CarMax Pauses Buybacks Amid Margin Pressure and Leadership Transition

Apr 17, 2026 23:26 UTC
KMX
Medium term

CarMax reported a fiscal fourth-quarter net loss driven by impairment charges and restructuring costs. While unit sales trends showed sequential improvement, the company has halted share repurchases to manage leverage.
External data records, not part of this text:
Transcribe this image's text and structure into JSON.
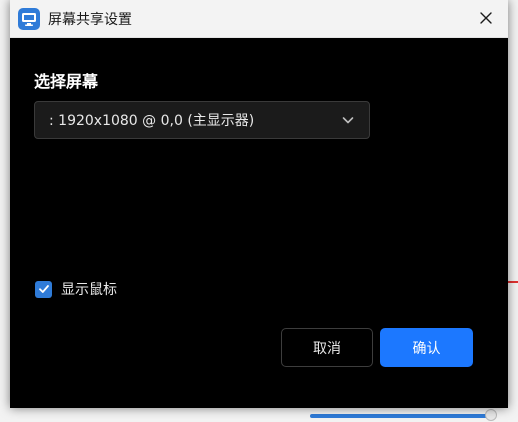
{
  "window": {
    "title": "屏幕共享设置",
    "close_icon": "close-icon",
    "app_icon": "monitor-share-icon"
  },
  "screen_select": {
    "section_title": "选择屏幕",
    "selected_value": ": 1920x1080 @ 0,0 (主显示器)",
    "chevron_icon": "chevron-down-icon"
  },
  "show_cursor": {
    "label": "显示鼠标",
    "checked": true
  },
  "buttons": {
    "cancel_label": "取消",
    "ok_label": "确认"
  },
  "colors": {
    "accent": "#1c78ff",
    "dialog_bg": "#000000",
    "titlebar_bg": "#f3f3f3",
    "select_bg": "#1b1b1b"
  }
}
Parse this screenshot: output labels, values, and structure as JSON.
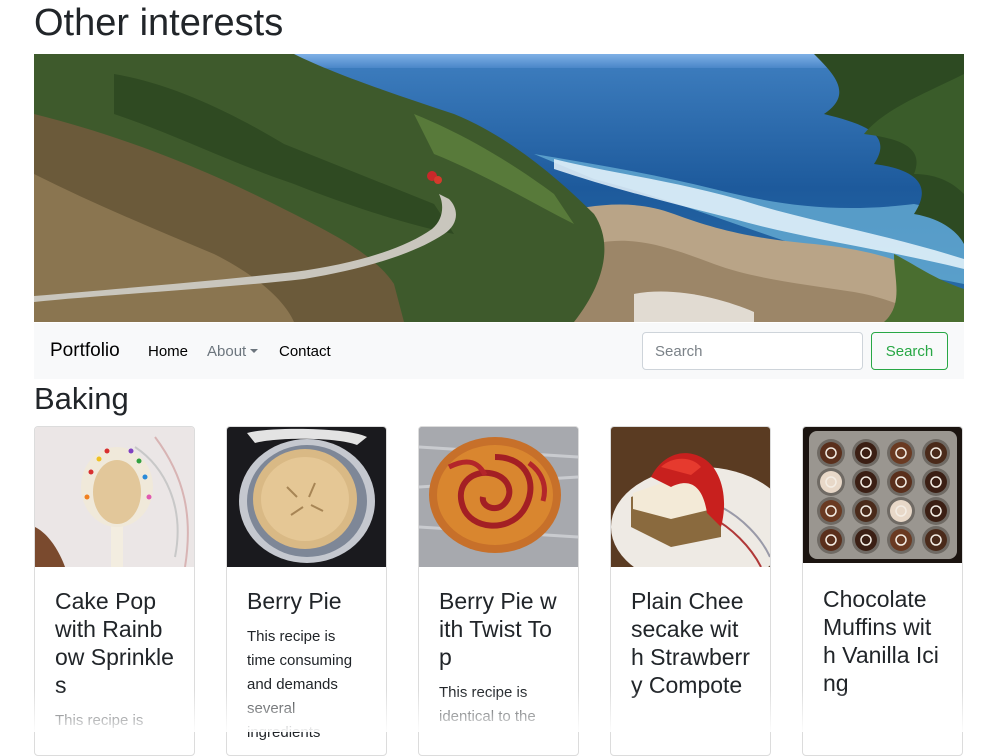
{
  "page": {
    "title": "Other interests",
    "section_title": "Baking"
  },
  "hero": {
    "image_description": "coastal cliffs with winding path and ocean"
  },
  "navbar": {
    "brand": "Portfolio",
    "links": [
      {
        "label": "Home"
      },
      {
        "label": "About"
      },
      {
        "label": "Contact"
      }
    ],
    "search": {
      "placeholder": "Search",
      "value": "",
      "button_label": "Search"
    },
    "colors": {
      "background": "#f8f9fa",
      "search_button": "#28a745"
    }
  },
  "cards": [
    {
      "title": "Cake Pop with Rainbow Sprinkles",
      "text": "This recipe is",
      "image": "cake-pop-photo"
    },
    {
      "title": "Berry Pie",
      "text": "This recipe is time consuming and demands several ingredients",
      "image": "berry-pie-photo"
    },
    {
      "title": "Berry Pie with Twist Top",
      "text": "This recipe is identical to the",
      "image": "twist-pie-photo"
    },
    {
      "title": "Plain Cheesecake with Strawberry Compote",
      "text": "",
      "image": "cheesecake-photo"
    },
    {
      "title": "Chocolate Muffins with Vanilla Icing",
      "text": "",
      "image": "chocolate-muffins-photo"
    }
  ]
}
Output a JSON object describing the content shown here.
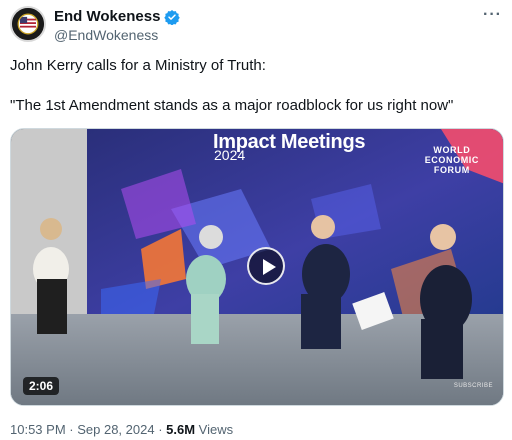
{
  "author": {
    "display_name": "End Wokeness",
    "handle": "@EndWokeness",
    "verified": true,
    "avatar_icon": "avatar-logo-icon",
    "avatar_text": "END WOKENESS"
  },
  "menu": {
    "more_label": "···"
  },
  "tweet": {
    "line1": "John Kerry calls for a Ministry of Truth:",
    "line2": "\"The 1st Amendment stands as a major roadblock for us right now\""
  },
  "media": {
    "title": "Impact Meetings",
    "year": "2024",
    "org_line1": "WORLD",
    "org_line2": "ECONOMIC",
    "org_line3": "FORUM",
    "subscribe": "SUBSCRIBE",
    "duration": "2:06"
  },
  "meta": {
    "time": "10:53 PM",
    "date": "Sep 28, 2024",
    "sep": " · ",
    "views_count": "5.6M",
    "views_label": "Views"
  },
  "colors": {
    "verified": "#1d9bf0",
    "text_primary": "#0f1419",
    "text_secondary": "#536471",
    "stage_backdrop": "#2b3a8a"
  }
}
  • Fiscal Q4 revenue of $5.95 billion, down 1% YoY
  • Retail unit sales decline narrowed to 0.8% from 8% in Q3
  • Net loss of $121 million including $141 million impairment charge
  • Adjusted EPS decreased to $0.34 from $0.64 YoY
  • Share buybacks halted due to leverage concerns
  • New CEO Keith Barr focusing on execution and efficiency

CarMax (NYSE: KMX) reported a challenging fiscal fourth quarter ending February 28, 2026, characterized by a net loss and a strategic shift in capital allocation. The used-car retailer posted net sales and operating revenues of approximately $5.95 billion, representing a 1% decline year-over-year. Despite the annual decline, the company saw a sequential recovery from the third quarter, where revenue had dropped 7%. Retail used unit sales fell by 0.8% year-over-year, a marked improvement over the 8% decline seen in the previous quarter. Management attributed this volume recovery to aggressive price reductions and increased marketing expenditures intended to stimulate demand. However, the push for volume impacted overall profitability. Total gross profit fell 9% year-over-year to $605 million. The company reported a net loss of $121 million, or $0.85 per share, though this figure was heavily influenced by a $141 million non-cash goodwill impairment charge and restructuring costs. Adjusted earnings per share dropped to $0.34, compared to $0.64 in the prior-year period. In a move that may concern shareholders, CarMax has paused its share repurchase program, citing leverage levels that are currently slightly above the company's target range. This shift in capital allocation comes as new CEO Keith Barr, who assumed the role in March, focuses on operational efficiencies and execution. The stock has faced significant headwinds, declining 37% over the last 12 months and 69% over the past five years.